私の孫も通信教育でコンピューターを使った方式を受けていた。遊び感覚で面白くやっていたが、年配の私にとっては勉強はペーパーと鉛筆という感覚があったので母親に「大丈夫か」と聞いたことがある。母親も「そうだ」と言うことでペーパー方式に変えたことがあるが、今に思えば間違っていたのか。ゲーム感覚で慣れることも大事なのだ。
事例として、朝日新聞の読解力の問題の一部が出ていたので見た。「文明崩壊」の書評で事実か意見か、2人の科学者の違憲で同意点を問うていた。この問題とは別にネット上でその情報が事実か意見かなどを判断するには他の情報をウェブや新聞などで得る必要がある。
「自分の考えを言わない」「自分の言葉で解答していない」なども指摘されているが、今テレビの情報番組では学校の教育方法が変わってきていることを紹介されている。確か麹町の中学校では宿題、期末テストなしだそうだ。それでも生徒が自主的にやっているのだそうだ。ある学校ではテストでも参考書持ち込み可能、電子辞書持ち込み可能だという。
暗記重点のテストより資料を集めて自分の言葉で解答できる人材を育成しようとしているのだろう。以前からも改革を聞いたことはあるがそう目立たなかった。
「ゆとり教育」も学力が落ちたということで廃止になった。本来は大人になるために必要な教育を受ける目的だったようだが、学校側が対応しきれていなかった。だからある教科の補習などの充てられていたようだ。「ゆとり教育」で自分たちでテーマを決め、資料を集めたり、実験をしたりして結果を報告するような教育ができなかったのか。
読書が紙派か電子書籍派か。私も悩んだことがある。ずっと前だったが量販店に行くと店員が声をかけてきたことがある。よく聞くと電子書籍の端末を販売促進しているのだ。
電子書籍ではすぐ読める、安価で入手できる、保管場所が不要で持ち運びが容易、しかも簡単にマーキングもできる。書籍の売り買いはできない。ただ慣れるまで時間がかかる。
一方、紙は書き込みができるし、読んだ後の満足感も味わえる。本棚の場所も必要だが、家には本棚は必要だ。
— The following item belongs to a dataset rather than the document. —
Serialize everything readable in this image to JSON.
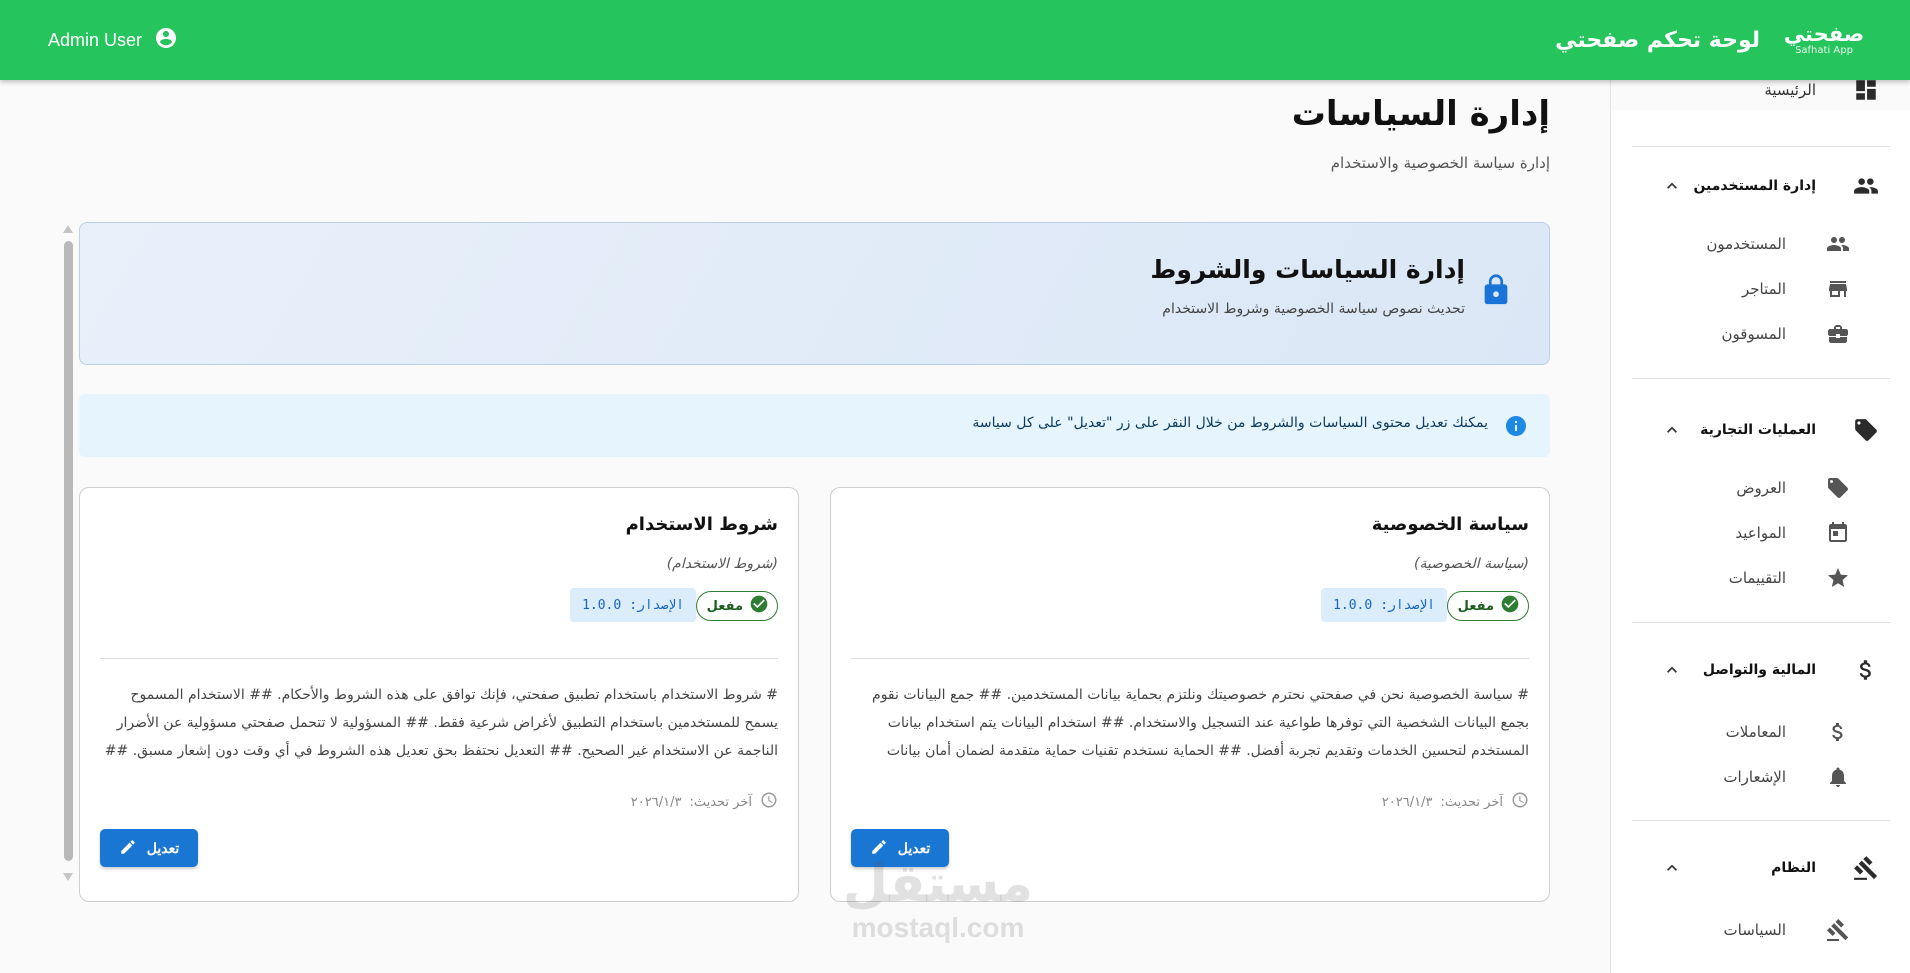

読んだ本が並んでいるし、必要になった記事を探すことができる。一方、一度家に入ってくると出ていかないのが本なのだ。
何か、使いにくい端末だったのでやめた。ページが頭に残らないのだ。
しかし国語力の低下は嘆かわしい。
生徒の能力以下なのが政治家ではないか。安倍総理は質問者の意味がわからないのかハグラカシの答弁を続ける。「責任は私にある」と言いながら責任を取ったためしがない。自らの不祥事で官僚が書いた答弁を棒読みし、自分の考えを国民に言わない。これではロボットの方がましだ。閣僚の失言が続く。批判が起きると修正したり、発言を撤回する。それで責任を逃れるとでも思っているのか。
国会の予算委員会も学級会以下だ。騒々しいし、発言を聞いていない。多数決で皆決まると思っているから自民党はごり押しをする。
英語も読み、書き、聞くが大事だが国語力がなければ数学も理科も英語もダメだ。日本語は基本だからしっかり身に付けてほしい。